-5x^{2}+3x+4=0

All equations of the form ax^{2}+bx+c=0 can be solved using the quadratic formula: \frac{-b±\sqrt{b^{2}-4ac}}{2a}. The quadratic formula gives two solutions, one when ± is addition and one when it is subtraction.

x=\frac{-3±\sqrt{3^{2}-4\left(-5\right)\times 4}}{2\left(-5\right)}

This equation is in standard form: ax^{2}+bx+c=0. Substitute -5 for a, 3 for b, and 4 for c in the quadratic formula, \frac{-b±\sqrt{b^{2}-4ac}}{2a}.

x=\frac{-3±\sqrt{9-4\left(-5\right)\times 4}}{2\left(-5\right)}

Square 3.

x=\frac{-3±\sqrt{9+20\times 4}}{2\left(-5\right)}

Multiply -4 times -5.

x=\frac{-3±\sqrt{9+80}}{2\left(-5\right)}

Multiply 20 times 4.

x=\frac{-3±\sqrt{89}}{2\left(-5\right)}

Add 9 to 80.

x=\frac{-3±\sqrt{89}}{-10}

Multiply 2 times -5.

x=\frac{\sqrt{89}-3}{-10}

Now solve the equation x=\frac{-3±\sqrt{89}}{-10} when ± is plus. Add -3 to \sqrt{89}.

x=\frac{3-\sqrt{89}}{10}

Divide -3+\sqrt{89} by -10.

x=\frac{-\sqrt{89}-3}{-10}

Now solve the equation x=\frac{-3±\sqrt{89}}{-10} when ± is minus. Subtract \sqrt{89} from -3.

x=\frac{\sqrt{89}+3}{10}

Divide -3-\sqrt{89} by -10.

x=\frac{3-\sqrt{89}}{10} x=\frac{\sqrt{89}+3}{10}

The equation is now solved.

-5x^{2}+3x+4=0

Quadratic equations such as this one can be solved by completing the square.
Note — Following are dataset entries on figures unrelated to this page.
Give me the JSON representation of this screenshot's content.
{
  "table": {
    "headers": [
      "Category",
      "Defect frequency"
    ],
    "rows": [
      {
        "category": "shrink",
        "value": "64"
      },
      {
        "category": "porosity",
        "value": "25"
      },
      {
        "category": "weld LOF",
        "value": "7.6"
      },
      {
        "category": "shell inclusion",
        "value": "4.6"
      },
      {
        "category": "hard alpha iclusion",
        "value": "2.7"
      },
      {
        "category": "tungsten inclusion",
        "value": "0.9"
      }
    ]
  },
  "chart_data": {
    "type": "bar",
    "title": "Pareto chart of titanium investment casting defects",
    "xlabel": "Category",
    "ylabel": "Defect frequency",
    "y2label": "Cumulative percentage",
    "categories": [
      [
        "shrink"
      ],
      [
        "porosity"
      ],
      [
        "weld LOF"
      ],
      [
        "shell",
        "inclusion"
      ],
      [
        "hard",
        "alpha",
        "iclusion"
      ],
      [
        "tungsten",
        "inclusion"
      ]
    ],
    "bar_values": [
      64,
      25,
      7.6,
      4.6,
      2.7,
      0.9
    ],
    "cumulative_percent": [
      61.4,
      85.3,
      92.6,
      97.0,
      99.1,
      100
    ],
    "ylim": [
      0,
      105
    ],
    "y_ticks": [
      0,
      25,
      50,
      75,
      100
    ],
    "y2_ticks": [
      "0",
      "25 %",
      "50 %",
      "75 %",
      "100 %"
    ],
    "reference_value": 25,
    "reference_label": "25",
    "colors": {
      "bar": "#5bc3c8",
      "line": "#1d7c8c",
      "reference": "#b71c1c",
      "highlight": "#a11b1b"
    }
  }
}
In order to complete the square, the equation must first be in the form x^{2}+bx=c.

-5x^{2}+3x+4-4=-4

Subtract 4 from both sides of the equation.

-5x^{2}+3x=-4

Subtracting 4 from itself leaves 0.

\frac{-5x^{2}+3x}{-5}=-\frac{4}{-5}

Divide both sides by -5.

x^{2}+\frac{3}{-5}x=-\frac{4}{-5}

Dividing by -5 undoes the multiplication by -5.

x^{2}-\frac{3}{5}x=-\frac{4}{-5}

Divide 3 by -5.

x^{2}-\frac{3}{5}x=\frac{4}{5}

Divide -4 by -5.

x^{2}-\frac{3}{5}x+\left(-\frac{3}{10}\right)^{2}=\frac{4}{5}+\left(-\frac{3}{10}\right)^{2}

Divide -\frac{3}{5}, the coefficient of the x term, by 2 to get -\frac{3}{10}. Then add the square of -\frac{3}{10} to both sides of the equation. This step makes the left hand side of the equation a perfect square.

x^{2}-\frac{3}{5}x+\frac{9}{100}=\frac{4}{5}+\frac{9}{100}

Square -\frac{3}{10} by squaring both the numerator and the denominator of the fraction.

x^{2}-\frac{3}{5}x+\frac{9}{100}=\frac{89}{100}

Add \frac{4}{5} to \frac{9}{100} by finding a common denominator and adding the numerators. Then reduce the fraction to lowest terms if possible.

\left(x-\frac{3}{10}\right)^{2}=\frac{89}{100}

Factor x^{2}-\frac{3}{5}x+\frac{9}{100}. In general, when x^{2}+bx+c is a perfect square, it can always be factored as \left(x+\frac{b}{2}\right)^{2}.

\sqrt{\left(x-\frac{3}{10}\right)^{2}}=\sqrt{\frac{89}{100}}

Take the square root of both sides of the equation.

x-\frac{3}{10}=\frac{\sqrt{89}}{10} x-\frac{3}{10}=-\frac{\sqrt{89}}{10}

Simplify.

x=\frac{\sqrt{89}+3}{10} x=\frac{3-\sqrt{89}}{10}

Add \frac{3}{10} to both sides of the equation.